Correntina inicia programa permanente de educação inclusiva e amplia formação de professores
Projeto da Prefeitura prevê capacitação contínua, avaliações dos estudantes e suporte especializado para fortalecer a inclusão na rede municipal.

A Prefeitura de Correntina iniciou, nesta quarta-feira (15), uma nova etapa da formação continuada dos professores da rede municipal com foco na educação especial inclusiva. A capacitação, realizada na Escola Municipal Edivaldo Machado Boaventura, teve como tema “Neurociência e aprendizagem no cotidiano escolar” e marca o início de um programa permanente que seguirá durante 2026, com novas etapas previstas para 2027.
Segundo a Secretaria Municipal de Educação, esta é a primeira formação dessa abrangência na área da educação inclusiva realizada no município em 16 anos. Além da qualificação dos professores, a iniciativa prevê acompanhamento nas escolas, avaliação dos estudantes e apoio contínuo de uma equipe formada por psicólogos, neuropsicólogos, psicopedagogos e pedagogos.
A diretora clínica do Instituto Hoffmann, Daiane Hoffmann, destacou a importância do papel dos educadores. “O professor é o protagonista desse processo. É ele que conhece a realidade pedagógica e sabe onde estão as principais necessidades. Depois das avaliações, nós retornaremos à escola para orientar como aquele estudante aprende e quais estratégias podem ser aplicadas individualmente”, disse.
Ela também afirmou que o objetivo é fortalecer a autonomia da rede municipal. “Nosso objetivo é capacitar os profissionais do município para que eles desenvolvam a metodologia e caminhem com as próprias pernas.

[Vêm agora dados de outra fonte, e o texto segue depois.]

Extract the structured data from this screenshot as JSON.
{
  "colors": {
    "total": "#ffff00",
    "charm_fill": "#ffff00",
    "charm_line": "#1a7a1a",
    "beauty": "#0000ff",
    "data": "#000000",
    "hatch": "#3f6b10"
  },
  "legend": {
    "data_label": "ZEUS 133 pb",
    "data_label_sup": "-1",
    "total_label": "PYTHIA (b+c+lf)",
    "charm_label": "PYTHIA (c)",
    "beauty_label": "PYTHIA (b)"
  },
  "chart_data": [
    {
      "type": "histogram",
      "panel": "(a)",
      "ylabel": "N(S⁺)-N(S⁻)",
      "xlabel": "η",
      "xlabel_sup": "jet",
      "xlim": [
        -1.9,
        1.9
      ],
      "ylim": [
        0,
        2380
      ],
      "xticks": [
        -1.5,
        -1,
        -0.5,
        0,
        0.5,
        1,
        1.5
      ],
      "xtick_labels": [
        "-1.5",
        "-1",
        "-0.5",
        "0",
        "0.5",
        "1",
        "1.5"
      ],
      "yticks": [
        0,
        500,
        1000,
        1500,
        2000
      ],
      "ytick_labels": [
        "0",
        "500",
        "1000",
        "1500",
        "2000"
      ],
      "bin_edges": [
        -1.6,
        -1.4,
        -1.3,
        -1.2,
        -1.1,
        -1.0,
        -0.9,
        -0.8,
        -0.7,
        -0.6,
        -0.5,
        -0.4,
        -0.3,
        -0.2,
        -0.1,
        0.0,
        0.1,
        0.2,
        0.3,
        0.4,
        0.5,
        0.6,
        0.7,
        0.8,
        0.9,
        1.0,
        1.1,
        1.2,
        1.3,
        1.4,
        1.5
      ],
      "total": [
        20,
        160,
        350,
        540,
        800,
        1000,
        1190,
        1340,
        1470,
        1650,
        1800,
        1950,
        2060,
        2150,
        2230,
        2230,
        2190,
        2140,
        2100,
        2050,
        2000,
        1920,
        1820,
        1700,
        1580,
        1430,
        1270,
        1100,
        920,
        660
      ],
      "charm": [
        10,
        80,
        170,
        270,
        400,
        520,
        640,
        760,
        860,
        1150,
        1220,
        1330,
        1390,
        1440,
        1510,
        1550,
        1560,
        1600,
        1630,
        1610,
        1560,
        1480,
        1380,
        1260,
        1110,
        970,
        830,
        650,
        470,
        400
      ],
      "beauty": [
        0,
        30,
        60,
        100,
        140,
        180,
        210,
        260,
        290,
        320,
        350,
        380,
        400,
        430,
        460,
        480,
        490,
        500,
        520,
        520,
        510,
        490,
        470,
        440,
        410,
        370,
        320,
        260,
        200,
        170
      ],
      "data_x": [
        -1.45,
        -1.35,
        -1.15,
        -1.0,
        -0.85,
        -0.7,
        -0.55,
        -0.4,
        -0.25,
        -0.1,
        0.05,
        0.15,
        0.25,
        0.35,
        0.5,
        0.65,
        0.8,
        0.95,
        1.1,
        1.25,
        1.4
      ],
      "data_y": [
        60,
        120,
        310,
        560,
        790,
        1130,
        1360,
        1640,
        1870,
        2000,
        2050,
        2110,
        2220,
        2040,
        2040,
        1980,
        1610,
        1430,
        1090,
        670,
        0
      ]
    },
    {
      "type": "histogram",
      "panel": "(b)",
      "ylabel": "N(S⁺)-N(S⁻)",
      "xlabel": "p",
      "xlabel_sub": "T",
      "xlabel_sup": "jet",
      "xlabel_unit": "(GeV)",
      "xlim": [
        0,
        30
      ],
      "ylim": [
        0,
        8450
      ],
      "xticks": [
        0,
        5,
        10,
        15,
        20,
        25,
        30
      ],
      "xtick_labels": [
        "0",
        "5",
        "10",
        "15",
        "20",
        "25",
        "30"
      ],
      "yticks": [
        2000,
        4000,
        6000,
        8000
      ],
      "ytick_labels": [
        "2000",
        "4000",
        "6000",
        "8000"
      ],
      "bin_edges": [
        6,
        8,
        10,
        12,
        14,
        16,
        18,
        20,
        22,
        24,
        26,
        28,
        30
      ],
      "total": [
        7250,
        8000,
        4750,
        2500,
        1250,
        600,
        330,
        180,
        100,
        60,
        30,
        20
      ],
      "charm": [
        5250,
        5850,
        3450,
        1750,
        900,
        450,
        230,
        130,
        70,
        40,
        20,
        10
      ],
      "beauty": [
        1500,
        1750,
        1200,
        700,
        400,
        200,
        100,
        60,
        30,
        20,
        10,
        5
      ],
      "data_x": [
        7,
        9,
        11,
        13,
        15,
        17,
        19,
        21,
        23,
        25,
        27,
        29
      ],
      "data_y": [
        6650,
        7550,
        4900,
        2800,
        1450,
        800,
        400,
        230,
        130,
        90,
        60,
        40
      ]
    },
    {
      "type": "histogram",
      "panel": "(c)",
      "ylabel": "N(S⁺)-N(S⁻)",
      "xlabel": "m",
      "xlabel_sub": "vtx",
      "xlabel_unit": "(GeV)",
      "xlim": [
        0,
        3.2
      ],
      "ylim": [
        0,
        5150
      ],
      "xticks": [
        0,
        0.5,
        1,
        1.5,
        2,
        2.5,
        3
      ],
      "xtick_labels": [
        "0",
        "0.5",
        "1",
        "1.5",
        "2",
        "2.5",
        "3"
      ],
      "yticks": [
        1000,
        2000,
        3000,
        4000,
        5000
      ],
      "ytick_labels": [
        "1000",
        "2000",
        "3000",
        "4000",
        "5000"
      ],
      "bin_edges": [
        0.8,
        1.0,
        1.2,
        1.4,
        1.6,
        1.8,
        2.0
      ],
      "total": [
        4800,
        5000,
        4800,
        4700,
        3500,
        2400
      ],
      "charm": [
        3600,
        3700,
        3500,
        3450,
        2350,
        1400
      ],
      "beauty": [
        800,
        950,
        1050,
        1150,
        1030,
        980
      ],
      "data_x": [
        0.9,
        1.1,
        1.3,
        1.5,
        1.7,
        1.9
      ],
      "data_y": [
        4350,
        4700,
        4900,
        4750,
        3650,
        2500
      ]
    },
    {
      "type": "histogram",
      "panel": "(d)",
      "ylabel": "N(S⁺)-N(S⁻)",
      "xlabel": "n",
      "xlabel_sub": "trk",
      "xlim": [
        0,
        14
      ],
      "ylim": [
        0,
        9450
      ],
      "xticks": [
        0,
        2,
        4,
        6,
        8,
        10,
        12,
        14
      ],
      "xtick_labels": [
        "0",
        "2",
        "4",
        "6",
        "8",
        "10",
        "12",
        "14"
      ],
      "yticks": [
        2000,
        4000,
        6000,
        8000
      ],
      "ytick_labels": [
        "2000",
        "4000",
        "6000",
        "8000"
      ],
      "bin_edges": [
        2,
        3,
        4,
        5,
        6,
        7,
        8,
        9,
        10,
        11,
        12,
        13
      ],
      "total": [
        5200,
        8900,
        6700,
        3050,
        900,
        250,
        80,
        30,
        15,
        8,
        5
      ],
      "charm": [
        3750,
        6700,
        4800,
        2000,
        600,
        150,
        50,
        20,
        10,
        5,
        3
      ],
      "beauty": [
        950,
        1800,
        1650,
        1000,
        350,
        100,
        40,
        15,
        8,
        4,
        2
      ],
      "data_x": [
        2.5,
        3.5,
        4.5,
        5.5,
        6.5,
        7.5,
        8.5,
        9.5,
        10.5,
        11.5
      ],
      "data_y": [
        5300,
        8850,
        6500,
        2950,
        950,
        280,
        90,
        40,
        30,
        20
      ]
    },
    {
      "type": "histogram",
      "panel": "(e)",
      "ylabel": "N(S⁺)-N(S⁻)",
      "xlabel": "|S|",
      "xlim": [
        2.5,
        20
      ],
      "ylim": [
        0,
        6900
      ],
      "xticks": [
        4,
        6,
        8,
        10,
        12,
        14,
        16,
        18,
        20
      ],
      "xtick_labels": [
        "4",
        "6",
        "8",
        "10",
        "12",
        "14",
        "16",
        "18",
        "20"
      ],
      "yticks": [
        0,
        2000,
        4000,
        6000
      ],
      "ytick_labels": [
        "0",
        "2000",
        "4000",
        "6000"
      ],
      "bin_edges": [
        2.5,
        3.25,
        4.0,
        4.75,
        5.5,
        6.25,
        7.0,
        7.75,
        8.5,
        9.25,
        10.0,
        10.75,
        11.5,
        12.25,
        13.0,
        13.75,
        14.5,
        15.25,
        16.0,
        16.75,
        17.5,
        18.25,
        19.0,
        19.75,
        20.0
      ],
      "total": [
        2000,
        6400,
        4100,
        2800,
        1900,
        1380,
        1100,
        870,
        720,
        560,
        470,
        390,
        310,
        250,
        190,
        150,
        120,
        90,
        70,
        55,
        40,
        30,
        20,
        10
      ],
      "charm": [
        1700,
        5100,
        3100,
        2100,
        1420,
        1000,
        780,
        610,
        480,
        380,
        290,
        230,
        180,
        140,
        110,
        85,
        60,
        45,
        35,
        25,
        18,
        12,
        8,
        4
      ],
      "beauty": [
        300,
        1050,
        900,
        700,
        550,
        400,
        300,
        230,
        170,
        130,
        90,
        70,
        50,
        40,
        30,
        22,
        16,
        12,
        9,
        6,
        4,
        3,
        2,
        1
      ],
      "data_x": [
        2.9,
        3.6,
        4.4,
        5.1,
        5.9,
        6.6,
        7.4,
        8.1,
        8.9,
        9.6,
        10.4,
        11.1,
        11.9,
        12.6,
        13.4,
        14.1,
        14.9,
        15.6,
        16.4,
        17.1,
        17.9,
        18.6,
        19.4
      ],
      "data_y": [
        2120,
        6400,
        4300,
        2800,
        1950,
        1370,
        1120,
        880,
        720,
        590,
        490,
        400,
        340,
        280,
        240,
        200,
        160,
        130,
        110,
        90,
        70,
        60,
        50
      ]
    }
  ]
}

O território é de Correntina, as escolas são de Correntina e os profissionais locais precisam ser fortalecidos para dar continuidade a esse trabalho”, afirmou.
O secretário municipal de Educação, Clériston Mota, ressaltou que o projeto busca garantir direitos e preparar melhor as escolas para atender os estudantes. “Não se trata apenas de avaliar as crianças. O trabalho é para garantir direitos, equipar a rede municipal, acompanhar as salas de recursos, orientar os professores e preparar as escolas para atender melhor cada estudante. Fala-se muito em inclusão, mas ela precisa vir acompanhada de preparação e investimento.”
Os educadores também aprovaram a iniciativa. A professora Alessandra Silva destacou a continuidade do projeto. “Não é uma formação que ficará somente neste momento. Ela terá continuidade ao longo do ano e poderá nos ajudar no atendimento às crianças que precisam de apoio, cuidado e inclusão. Isso contribui para o nosso crescimento profissional e também pessoal”, declarou. Já o professor Vanelson Donato afirmou: “Essa formação vai potencializar nosso trabalho, ajudar na identificação das dificuldades e na criação de novas estratégias. Era uma capacitação que os professores da educação inclusiva estavam esperando”.